Fund Crunch Brakes Chennai Youth's Bike Racing Dreams

Published: 16th July 2015 04:09 AM  |   Last Updated: 16th July 2015 08:34 AM   |  A+A-

CHENNAI: Valentino Rossi, it is for most. Some of the younger racers will say Dani Pedrosa or Casey Stoner. But ask Arunagiri Prabhu who among the giants of motor racing inspired him to get on a bike and all you will get is a sheepish smile in reply. “I never had a television at home, so never saw any of these guys race,” he says.

His father is a plumber, while his mother sells flowers. Perhaps the only thing that ties Prabhu to a paddock, dominated by designer sunglasses and energy drinks more expensive than what it would take to feed his family for a day, is that he is exceedingly fast on two wheels.

Fund Crunch.jpg“I started out doing stunts on bicycles. We had the occasional bicycle race as well.

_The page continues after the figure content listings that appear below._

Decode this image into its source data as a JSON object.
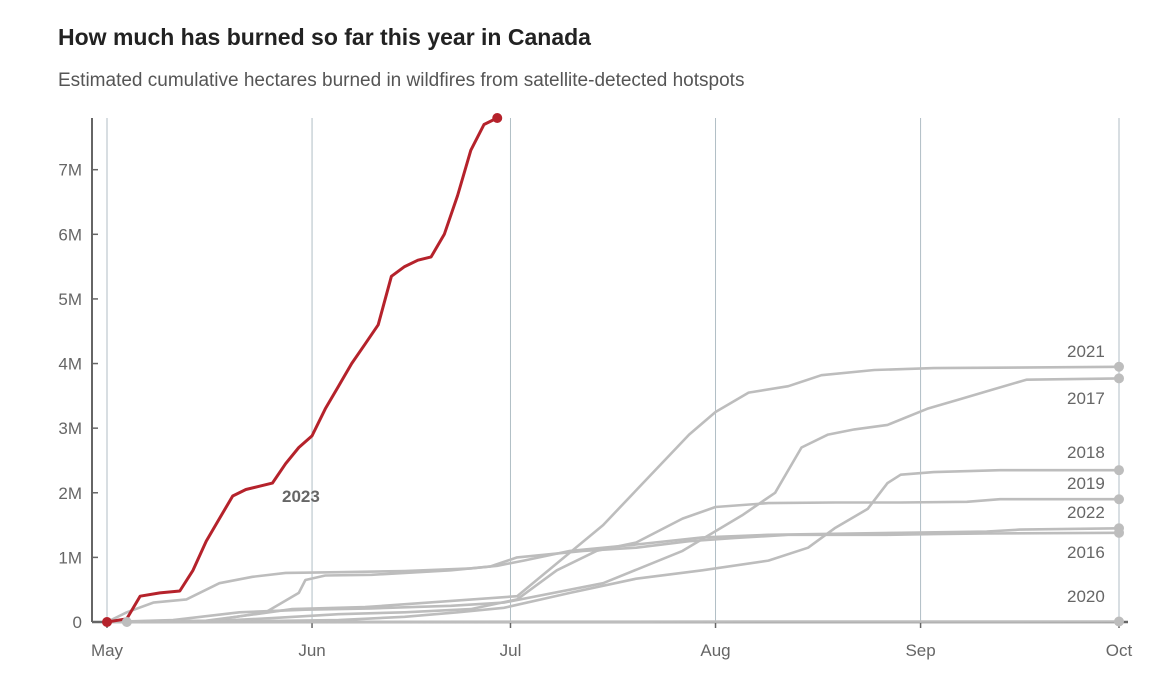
{
  "title": "How much has burned so far this year in Canada",
  "subtitle": "Estimated cumulative hectares burned in wildfires from satellite-detected hotspots",
  "colors": {
    "highlight": "#b5222b",
    "other": "#bdbdbd",
    "grid": "#b0bec5",
    "axis": "#666666"
  },
  "chart_data": {
    "type": "line",
    "title": "How much has burned so far this year in Canada",
    "subtitle": "Estimated cumulative hectares burned in wildfires from satellite-detected hotspots",
    "xlabel": "",
    "ylabel": "",
    "x_unit": "day of year (May 1 = 0)",
    "xlim": [
      0,
      153
    ],
    "ylim": [
      0,
      7800000
    ],
    "x_ticks": [
      {
        "label": "May",
        "value": 0
      },
      {
        "label": "Jun",
        "value": 31
      },
      {
        "label": "Jul",
        "value": 61
      },
      {
        "label": "Aug",
        "value": 92
      },
      {
        "label": "Sep",
        "value": 123
      },
      {
        "label": "Oct",
        "value": 153
      }
    ],
    "y_ticks": [
      {
        "label": "0",
        "value": 0
      },
      {
        "label": "1M",
        "value": 1000000
      },
      {
        "label": "2M",
        "value": 2000000
      },
      {
        "label": "3M",
        "value": 3000000
      },
      {
        "label": "4M",
        "value": 4000000
      },
      {
        "label": "5M",
        "value": 5000000
      },
      {
        "label": "6M",
        "value": 6000000
      },
      {
        "label": "7M",
        "value": 7000000
      }
    ],
    "grid": true,
    "series": [
      {
        "name": "2021",
        "label": "2021",
        "highlight": false,
        "end_marker": true,
        "x": [
          0,
          15,
          21,
          28,
          39,
          62,
          75,
          88,
          92,
          97,
          103,
          108,
          116,
          125,
          153
        ],
        "y": [
          0,
          20000,
          100000,
          200000,
          230000,
          400000,
          1500000,
          2900000,
          3250000,
          3550000,
          3650000,
          3820000,
          3900000,
          3930000,
          3950000
        ]
      },
      {
        "name": "2017",
        "label": "2017",
        "highlight": false,
        "end_marker": true,
        "x": [
          0,
          10,
          20,
          30,
          40,
          52,
          60,
          75,
          87,
          96,
          101,
          105,
          109,
          113,
          118,
          124,
          129,
          134,
          139,
          153
        ],
        "y": [
          0,
          30000,
          150000,
          190000,
          210000,
          250000,
          300000,
          600000,
          1100000,
          1650000,
          2000000,
          2700000,
          2900000,
          2980000,
          3050000,
          3300000,
          3450000,
          3600000,
          3750000,
          3770000
        ]
      },
      {
        "name": "2018",
        "label": "2018",
        "highlight": false,
        "end_marker": true,
        "x": [
          0,
          20,
          35,
          45,
          53,
          60,
          70,
          80,
          90,
          100,
          106,
          110,
          115,
          118,
          120,
          125,
          135,
          153
        ],
        "y": [
          0,
          10000,
          30000,
          80000,
          150000,
          220000,
          450000,
          670000,
          800000,
          950000,
          1150000,
          1450000,
          1750000,
          2150000,
          2280000,
          2320000,
          2350000,
          2350000
        ]
      },
      {
        "name": "2019",
        "label": "2019",
        "highlight": false,
        "end_marker": true,
        "x": [
          0,
          3,
          7,
          12,
          17,
          22,
          27,
          35,
          45,
          55,
          59,
          63,
          70,
          80,
          90,
          100,
          120,
          133,
          138,
          153
        ],
        "y": [
          0,
          150000,
          300000,
          350000,
          600000,
          700000,
          760000,
          770000,
          790000,
          830000,
          870000,
          950000,
          1100000,
          1200000,
          1310000,
          1350000,
          1380000,
          1400000,
          1430000,
          1450000
        ]
      },
      {
        "name": "2022",
        "label": "2022",
        "highlight": false,
        "end_marker": true,
        "x": [
          0,
          15,
          25,
          35,
          45,
          55,
          62,
          68,
          74,
          80,
          87,
          92,
          100,
          110,
          120,
          130,
          135,
          153
        ],
        "y": [
          0,
          10000,
          60000,
          120000,
          150000,
          200000,
          350000,
          800000,
          1100000,
          1230000,
          1600000,
          1780000,
          1840000,
          1850000,
          1850000,
          1860000,
          1900000,
          1900000
        ]
      },
      {
        "name": "2016",
        "label": "2016",
        "highlight": false,
        "end_marker": true,
        "x": [
          0,
          15,
          24,
          29,
          30,
          33,
          40,
          52,
          58,
          62,
          72,
          80,
          88,
          95,
          103,
          108,
          113,
          118,
          125,
          133,
          153
        ],
        "y": [
          0,
          10000,
          150000,
          450000,
          650000,
          720000,
          730000,
          800000,
          860000,
          1000000,
          1100000,
          1150000,
          1250000,
          1300000,
          1350000,
          1350000,
          1350000,
          1350000,
          1360000,
          1370000,
          1380000
        ]
      },
      {
        "name": "2020",
        "label": "2020",
        "highlight": false,
        "end_marker": true,
        "x": [
          0,
          30,
          60,
          100,
          153
        ],
        "y": [
          0,
          2000,
          4000,
          6000,
          8000
        ]
      },
      {
        "name": "2023",
        "label": "2023",
        "highlight": true,
        "end_marker": true,
        "start_marker": true,
        "x": [
          0,
          3,
          5,
          8,
          11,
          13,
          15,
          17,
          19,
          21,
          23,
          25,
          27,
          29,
          31,
          33,
          35,
          37,
          39,
          41,
          43,
          45,
          47,
          49,
          51,
          53,
          55,
          57,
          59
        ],
        "y": [
          0,
          50000,
          400000,
          450000,
          480000,
          800000,
          1250000,
          1600000,
          1950000,
          2050000,
          2100000,
          2150000,
          2450000,
          2700000,
          2880000,
          3300000,
          3650000,
          4000000,
          4300000,
          4600000,
          5350000,
          5500000,
          5600000,
          5650000,
          6000000,
          6600000,
          7300000,
          7700000,
          7800000
        ]
      }
    ]
  }
}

It was during one such race that I saw a motorbike race with (ten-time national champion) Rajini Krishnan and others,” says the Triplicane native. It was love at first sight.

After dropping out of school, Prabhu was working as a mechanic at his uncle’s workshop. Learning of his nephew’s love for racing, he fixed Prabhu up with his first bike in 2007. Within two years, he left behind even pros. “I finished third in the National Championships in 2009 and first in the Honda One-make championships,” he says. 

The very next year, he joined Team MotoRev where his idol Rajini Krishnan raced. But a bigger boost was to come when he was picked up by Honda to race in the Asia Dream Cup — a racing series featuring 18 racers under the age of 23 from across the continent — in 2013 and 2014. He was one of the three Indians who were selected for the event.

But now, Arunagiri Prabhu finds himself at a crossroads. At 24, he is too old to race in the Dream Cup and despite regularly winning races in the national championships, sponsorship to take part in other international races remains a distant dream.

“It is not like I can pay from my own pocket and race abroad. My sole source of income was what I got from working as a mechanic. But I have quit that too to focus on my racing career,” he says.

It’s not possible to do both at the same time. “I have to go through a rigorous training regimen everyday if I am to improve as a racer. I cannot do that while still being a mechanic,” he adds.

There could perhaps be no better summation of his career than his performance in the National Racing Championships last weekend.

After dominating his first race and cruising to victory, he took a tumble in the next and sprained his leg.

“But that is life, isn’t it? You have to pick yourself up and race again,” signs off the racer.